Though scientists and science journalists are constantly talking up the value of the peer-review process, researchers admit among themselves that biased, erroneous, and even blatantly fraudulent studies easily slip through it. Nature, the grande dame of science journals, stated in a 2006 editorial, "Scientists understand that peer review per se provides only a minimal assurance of quality, and that the public conception of peer review as a stamp of authentication is far from the truth." What's more, the peer-review process often pressures researchers to shy away from striking out in genuinely new directions and instead to build on the findings of their colleagues (that is, their potential reviewers) in ways that only seem like breakthroughs—as with the exciting-sounding gene linkages (autism genes identified!) and nutritional findings (olive oil lowers blood pressure!) that are really just dubious and conflicting variations on a theme.

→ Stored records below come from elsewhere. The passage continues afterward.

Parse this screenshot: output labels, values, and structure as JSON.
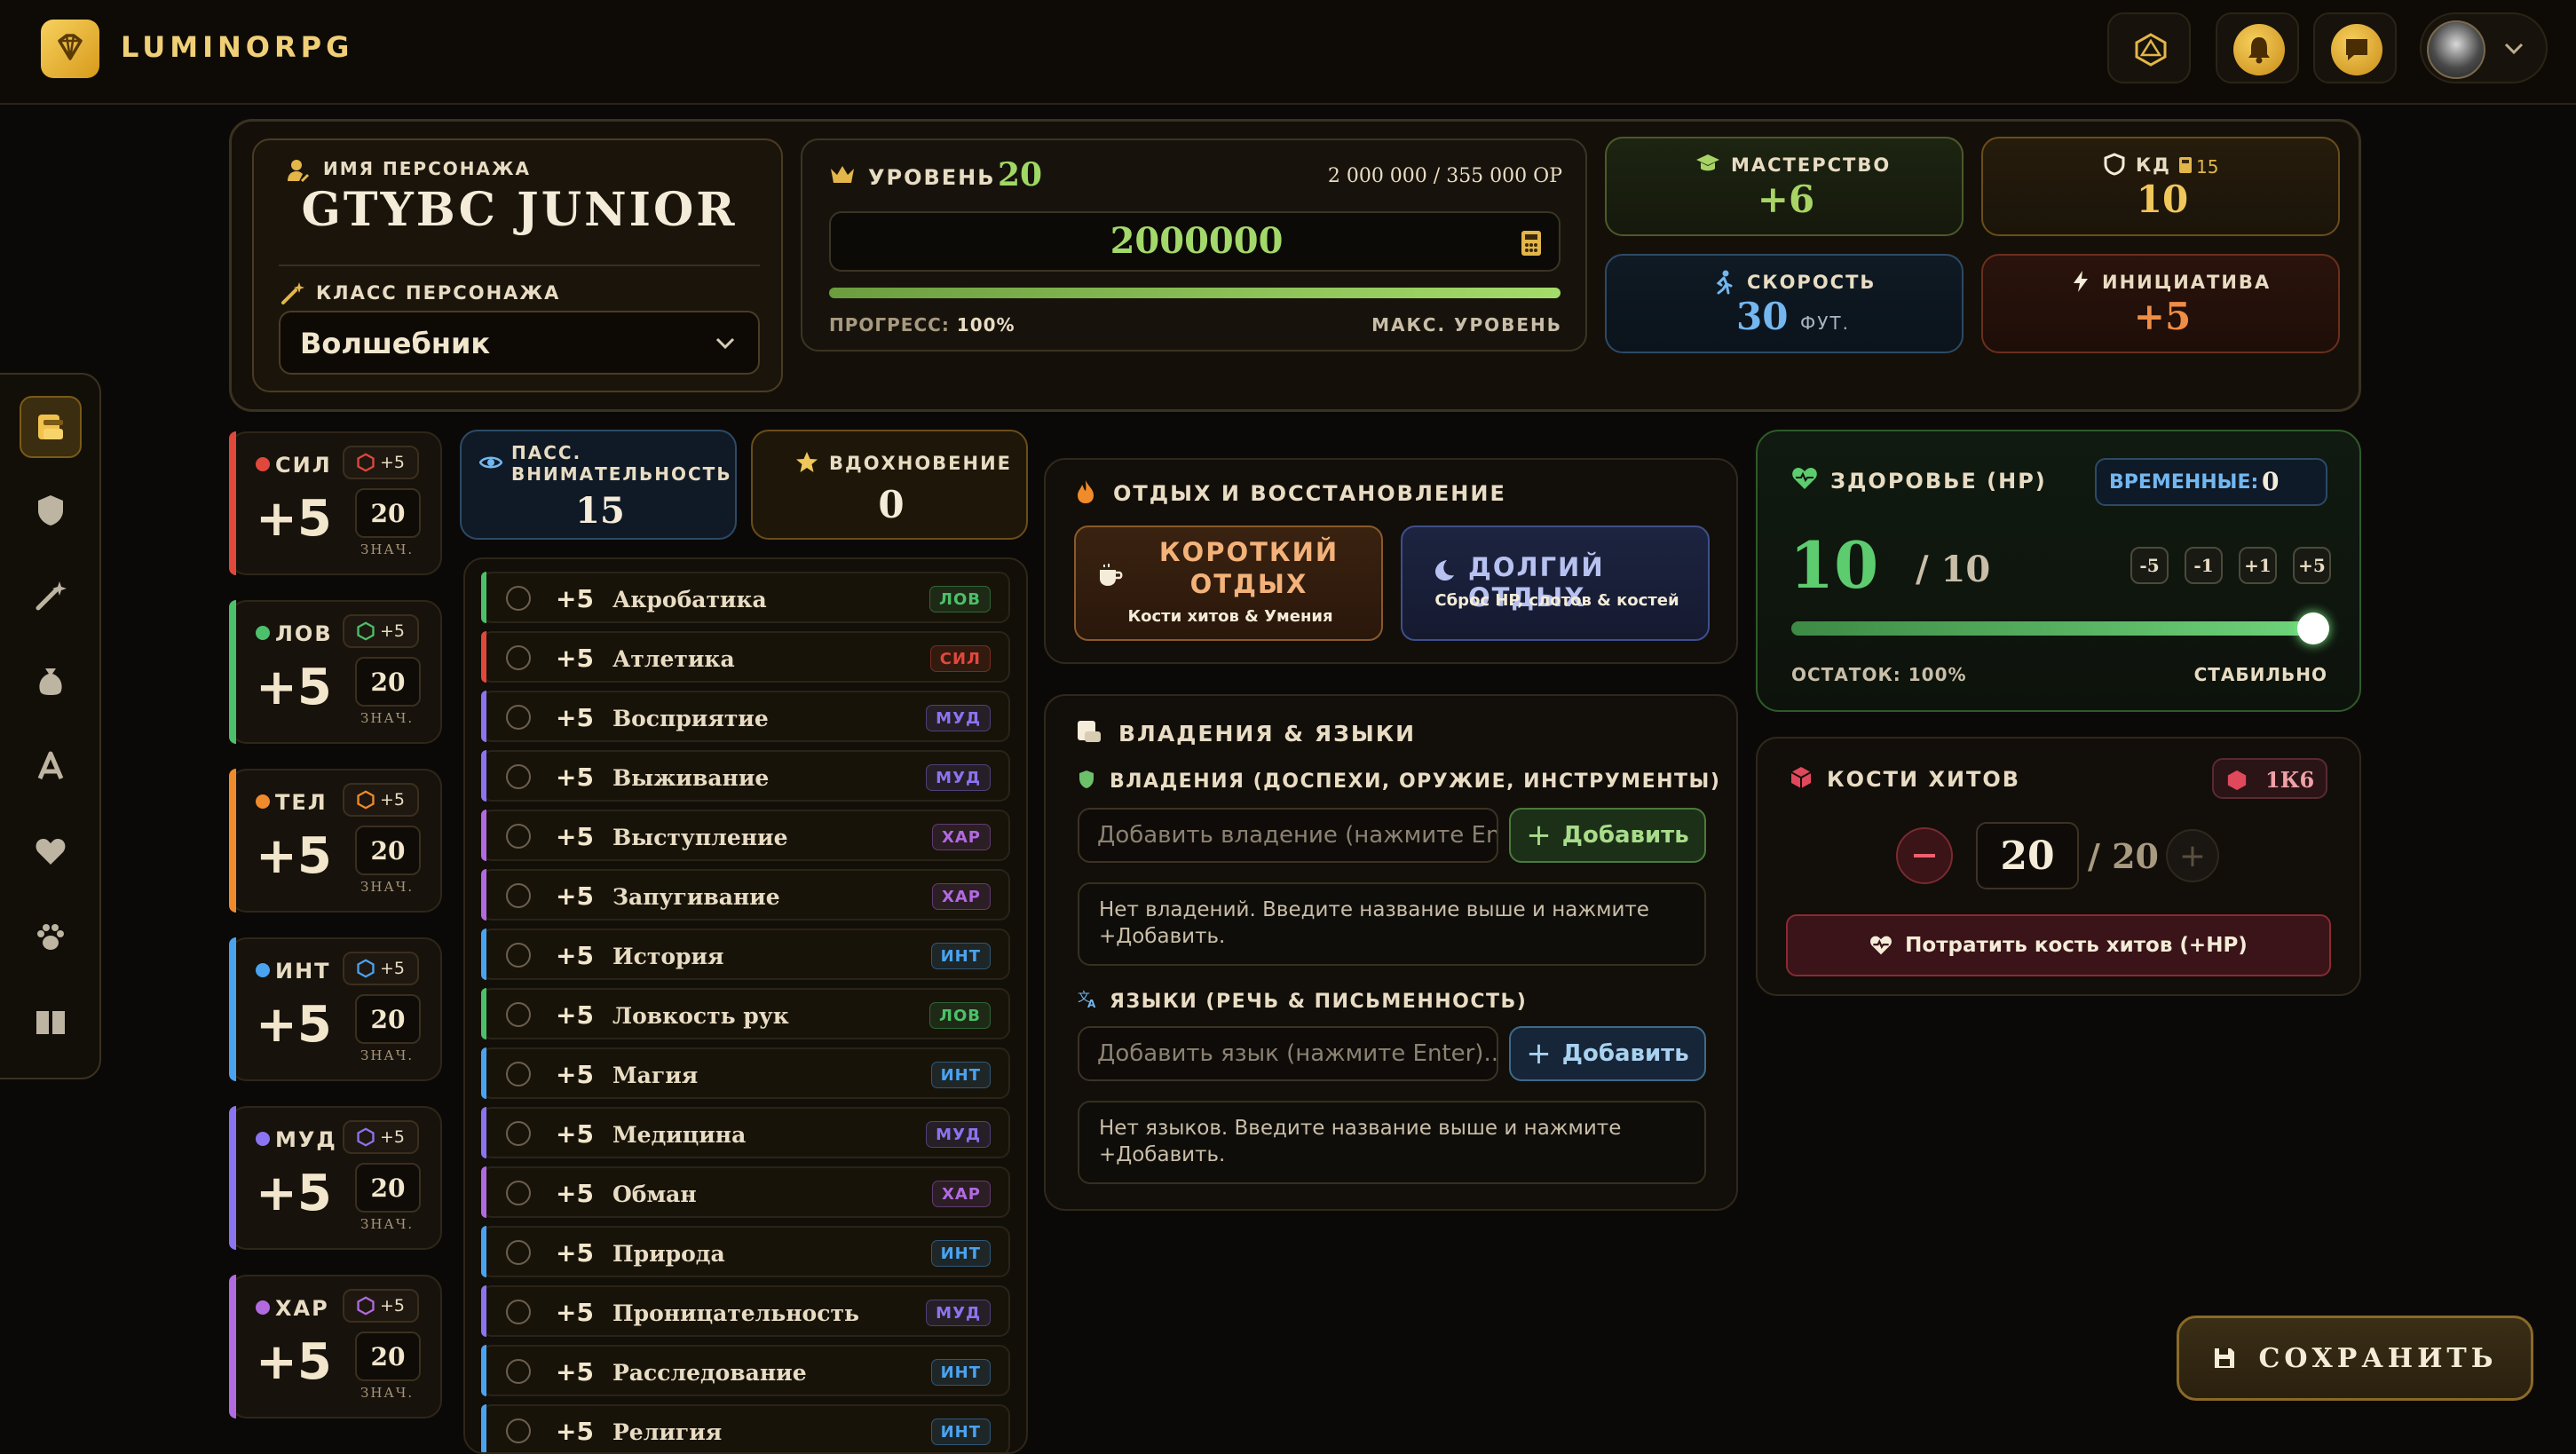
{
  "app": {
    "name": "LUMINORPG"
  },
  "topbar": {
    "icons": [
      "d20-icon",
      "bell-icon",
      "chat-icon",
      "avatar",
      "chevron-down-icon"
    ]
  },
  "character": {
    "name_label": "ИМЯ ПЕРСОНАЖА",
    "name": "GTYBC JUNIOR",
    "class_label": "КЛАСС ПЕРСОНАЖА",
    "class_value": "Волшебник"
  },
  "level": {
    "label": "УРОВЕНЬ",
    "value": "20",
    "xp_text": "2 000 000 / 355 000 ОР",
    "xp_input": "2000000",
    "progress_label": "ПРОГРЕСС:",
    "progress_value": "100%",
    "progress_fraction": 1.0,
    "max_label": "МАКС. УРОВЕНЬ"
  },
  "stats": {
    "mastery": {
      "label": "МАСТЕРСТВО",
      "value": "+6"
    },
    "ac": {
      "label": "КД",
      "armor_value": "15",
      "value": "10"
    },
    "speed": {
      "label": "СКОРОСТЬ",
      "value": "30",
      "unit": "ФУТ."
    },
    "initiative": {
      "label": "ИНИЦИАТИВА",
      "value": "+5"
    }
  },
  "abilities": [
    {
      "short": "СИЛ",
      "save": "+5",
      "mod": "+5",
      "score": "20",
      "score_label": "ЗНАЧ.",
      "color": "#e0483c"
    },
    {
      "short": "ЛОВ",
      "save": "+5",
      "mod": "+5",
      "score": "20",
      "score_label": "ЗНАЧ.",
      "color": "#4cc06a"
    },
    {
      "short": "ТЕЛ",
      "save": "+5",
      "mod": "+5",
      "score": "20",
      "score_label": "ЗНАЧ.",
      "color": "#f08b2c"
    },
    {
      "short": "ИНТ",
      "save": "+5",
      "mod": "+5",
      "score": "20",
      "score_label": "ЗНАЧ.",
      "color": "#4aa3f0"
    },
    {
      "short": "МУД",
      "save": "+5",
      "mod": "+5",
      "score": "20",
      "score_label": "ЗНАЧ.",
      "color": "#8b74f0"
    },
    {
      "short": "ХАР",
      "save": "+5",
      "mod": "+5",
      "score": "20",
      "score_label": "ЗНАЧ.",
      "color": "#b26ae0"
    }
  ],
  "passive": {
    "label": "ПАСС. ВНИМАТЕЛЬНОСТЬ",
    "value": "15"
  },
  "inspiration": {
    "label": "ВДОХНОВЕНИЕ",
    "value": "0"
  },
  "skills": [
    {
      "value": "+5",
      "name": "Акробатика",
      "tag": "ЛОВ"
    },
    {
      "value": "+5",
      "name": "Атлетика",
      "tag": "СИЛ"
    },
    {
      "value": "+5",
      "name": "Восприятие",
      "tag": "МУД"
    },
    {
      "value": "+5",
      "name": "Выживание",
      "tag": "МУД"
    },
    {
      "value": "+5",
      "name": "Выступление",
      "tag": "ХАР"
    },
    {
      "value": "+5",
      "name": "Запугивание",
      "tag": "ХАР"
    },
    {
      "value": "+5",
      "name": "История",
      "tag": "ИНТ"
    },
    {
      "value": "+5",
      "name": "Ловкость рук",
      "tag": "ЛОВ"
    },
    {
      "value": "+5",
      "name": "Магия",
      "tag": "ИНТ"
    },
    {
      "value": "+5",
      "name": "Медицина",
      "tag": "МУД"
    },
    {
      "value": "+5",
      "name": "Обман",
      "tag": "ХАР"
    },
    {
      "value": "+5",
      "name": "Природа",
      "tag": "ИНТ"
    },
    {
      "value": "+5",
      "name": "Проницательность",
      "tag": "МУД"
    },
    {
      "value": "+5",
      "name": "Расследование",
      "tag": "ИНТ"
    },
    {
      "value": "+5",
      "name": "Религия",
      "tag": "ИНТ"
    }
  ],
  "tag_colors": {
    "ЛОВ": "#4cc06a",
    "СИЛ": "#e0483c",
    "МУД": "#8b74f0",
    "ХАР": "#b26ae0",
    "ИНТ": "#4aa3f0"
  },
  "rest": {
    "title": "ОТДЫХ И ВОССТАНОВЛЕНИЕ",
    "short_title": "КОРОТКИЙ ОТДЫХ",
    "short_sub": "Кости хитов & Умения",
    "long_title": "ДОЛГИЙ ОТДЫХ",
    "long_sub": "Сброс HP, слотов & костей"
  },
  "proficiency": {
    "title": "ВЛАДЕНИЯ & ЯЗЫКИ",
    "own_label": "ВЛАДЕНИЯ (ДОСПЕХИ, ОРУЖИЕ, ИНСТРУМЕНТЫ)",
    "own_placeholder": "Добавить владение (нажмите En",
    "add_label": "Добавить",
    "own_empty": "Нет владений. Введите название выше и нажмите +Добавить.",
    "lang_label": "ЯЗЫКИ (РЕЧЬ & ПИСЬМЕННОСТЬ)",
    "lang_placeholder": "Добавить язык (нажмите Enter)...",
    "lang_empty": "Нет языков. Введите название выше и нажмите +Добавить."
  },
  "health": {
    "title": "ЗДОРОВЬЕ (HP)",
    "temp_label": "ВРЕМЕННЫЕ:",
    "temp_value": "0",
    "current": "10",
    "max": "/ 10",
    "buttons": [
      "-5",
      "-1",
      "+1",
      "+5"
    ],
    "fraction": 1.0,
    "remain_label": "ОСТАТОК: 100%",
    "status": "СТАБИЛЬНО"
  },
  "hit_dice": {
    "title": "КОСТИ ХИТОВ",
    "die": "1К6",
    "current": "20",
    "max": "/ 20",
    "spend_label": "Потратить кость хитов (+HP)"
  },
  "save": {
    "label": "СОХРАНИТЬ"
  }
}
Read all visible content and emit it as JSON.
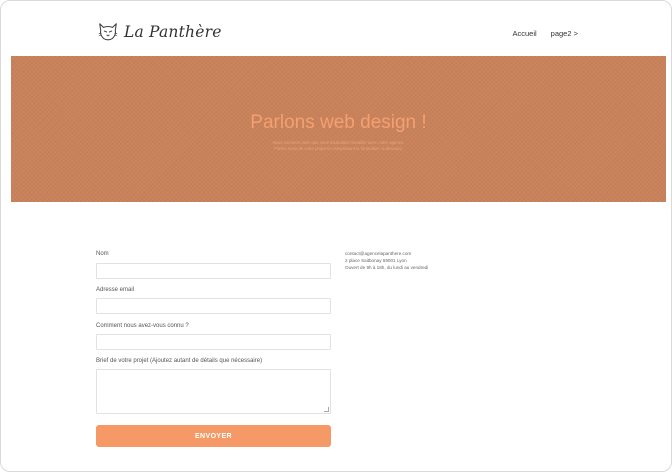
{
  "header": {
    "brand": "La Panthère",
    "logo_icon": "panther-head-icon",
    "nav": [
      {
        "label": "Accueil"
      },
      {
        "label": "page2 >"
      }
    ]
  },
  "hero": {
    "title": "Parlons web design !",
    "subtitle_line1": "Nous sommes ravis que vous souhaitiez travailler avec notre agence.",
    "subtitle_line2": "Parlez-nous de votre projet en remplissant le formulaire ci-dessous.",
    "background_color": "#c9825a",
    "title_color": "#f4a070"
  },
  "form": {
    "name_label": "Nom",
    "name_value": "",
    "email_label": "Adresse email",
    "email_value": "",
    "source_label": "Comment nous avez-vous connu ?",
    "source_value": "",
    "brief_label": "Brief de votre projet (Ajoutez autant de détails que nécessaire)",
    "brief_value": "",
    "submit_label": "ENVOYER",
    "submit_color": "#f59a66"
  },
  "contact": {
    "email": "contact@agencelapanthere.com",
    "address": "2 place Saitbonay 69001 Lyon",
    "hours": "Ouvert de 9h à 18h, du lundi au vendredi"
  }
}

Most journal editors don't even claim to protect against the problems that plague these studies. University and government research overseers rarely step in to directly enforce research quality, and when they do, the science community goes ballistic over the outside interference. The ultimate protection against research error and bias is supposed to come from the way scientists constantly retest each other's results—except they don't. Only the most prominent findings are likely to be put to the test, because there's likely to be publication payoff in firming up the proof or contradicting it.